Tuesday 13 August 2013

The Lone Ranger

**
While only just released in the UK and still yet to open in a number of other territories The Lone Ranger is looking to lose Disney - by its own admission - $190 million. The film-makers have been quoted as blaming the critics. If I may be included in that critical fraternity, it’s flattering that they think we wield such power. There have been more than a few critically-lambasted stinkers that have made pots of cash. Transformers: Dark of the Moon and Titanic were not noted for kind appraisals yet they still made over a billion dollars, as did two execrable Pirates of the Caribbean sequels. Of the latter, that same team - star Johnny Depp, director Gore Gorbinski and producer Jerry Bruckheimer - reunite here to produce a work of inconceivably-less effect. It’s not the critics who are to blame for its failure, it’s the sheer flat-footedness of the film.

Lawyer John Reid (Armie Hammer) is a deputised Texas Ranger who unwillingly teams up with Native American Tonto (Johnny Depp). They step outside the law to avenge his brother who died at the hands of stone killer Butch Cavendish (William Fichtner).

The Lone Ranger himself is a figure of fun – inept and silly – whereas the put upon Tonto is the brains of the duo. That’s a lovely dynamic, seen to exceedingly-greater effect with, for example, the far-smarter Gromit ever propping up the hapless Wallace. The Tonto part does work but the film tries to offer John Reid pathos and dignity when he’s nothing more than a clown. In this respect, it’s very uneven in tone. His story swings clumsily from a serious man out for revenge, winning back his true love to a fool, hopelessly out of his depth and incapable of change.

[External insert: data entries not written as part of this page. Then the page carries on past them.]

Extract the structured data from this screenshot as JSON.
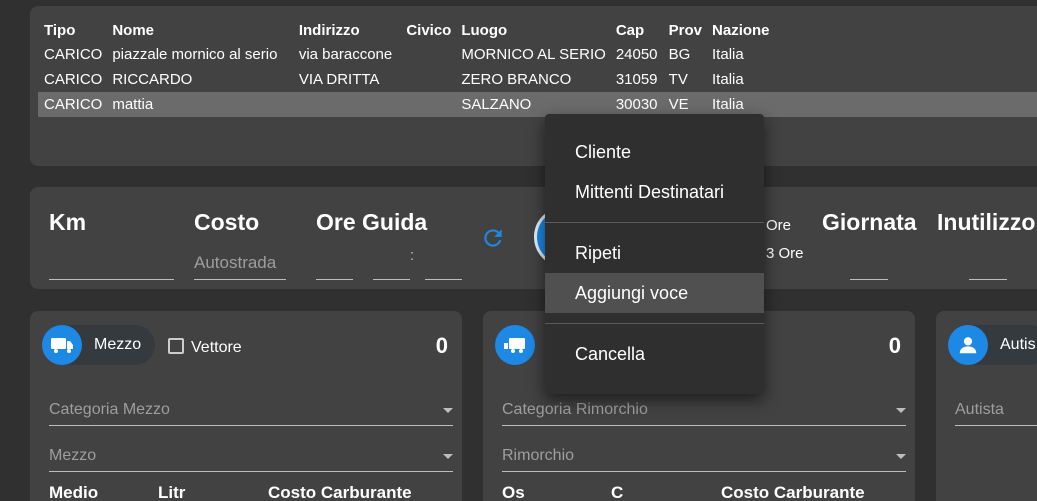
{
  "table": {
    "headers": [
      "Tipo",
      "Nome",
      "Indirizzo",
      "Civico",
      "Luogo",
      "Cap",
      "Prov",
      "Nazione"
    ],
    "rows": [
      [
        "CARICO",
        "piazzale mornico al serio",
        "via baraccone",
        "",
        "MORNICO AL SERIO",
        "24050",
        "BG",
        "Italia"
      ],
      [
        "CARICO",
        "RICCARDO",
        "VIA DRITTA",
        "",
        "ZERO BRANCO",
        "31059",
        "TV",
        "Italia"
      ],
      [
        "CARICO",
        "mattia",
        "",
        "",
        "SALZANO",
        "30030",
        "VE",
        "Italia"
      ]
    ]
  },
  "summary": {
    "km_label": "Km",
    "costo_label": "Costo",
    "autostrada_placeholder": "Autostrada",
    "ore_guida_label": "Ore Guida",
    "time_separator": ":",
    "ore_label": "Ore",
    "ore_value_prefix": "3",
    "ore_value_label": "Ore",
    "giornata_label": "Giornata",
    "inutilizzo_label": "Inutilizzo"
  },
  "cards": {
    "mezzo": {
      "chip_label": "Mezzo",
      "vettore_label": "Vettore",
      "count": "0",
      "categoria_label": "Categoria Mezzo",
      "mezzo_label": "Mezzo",
      "footer_left": "Medio",
      "footer_mid": "Litr",
      "footer_right": "Costo Carburante"
    },
    "rimorchio": {
      "count": "0",
      "categoria_label": "Categoria Rimorchio",
      "rimorchio_label": "Rimorchio",
      "footer_left": "Os",
      "footer_mid": "C",
      "footer_right": "Costo Carburante"
    },
    "autista": {
      "chip_label": "Autis",
      "autista_label": "Autista"
    }
  },
  "context_menu": {
    "items": [
      "Cliente",
      "Mittenti Destinatari",
      "Ripeti",
      "Aggiungi voce",
      "Cancella"
    ]
  },
  "colors": {
    "accent": "#1e88e5",
    "panel": "#424242",
    "background": "#303030",
    "menu": "#2f2f2f"
  }
}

Armie Hammer is not bad in the role, it’s just badly written and due to the writing (not the actor) he’s an unlikeable hero. He does his best with the material and I hope this doesn’t put a kibosh on his career because the man has talent – he has comic chops and dramatic presence. Depp is really quite brilliant, though. The level of commitment in his performance makes me very sad because he simply deserved a better film. His Tonto offers some glittering nuggets of humour amidst this big pile of dirt. It doesn’t help that he’s the sidekick, playing second fiddle to someone we care two hoots about. But when he’s on screen he is rather wonderful, giving a consistently-comical performance as the put upon Comanche in a white man’s world. And, ingeniously, he pulls it off without being in the least bit patronising.

At two and a half hours I immediately assumed it to be overlong for a family film. However, Mary Poppins runs just ten minutes shorter and, like Mary herself, that film is “practically perfect in every way”. It’s the lack of fun in The Lone Ranger that makes it so bloated. For all its big action set-pieces there is much tiresome, humourless plodding. So its length will certainly exceed the attention span (and popcorn consumption) of younger viewers.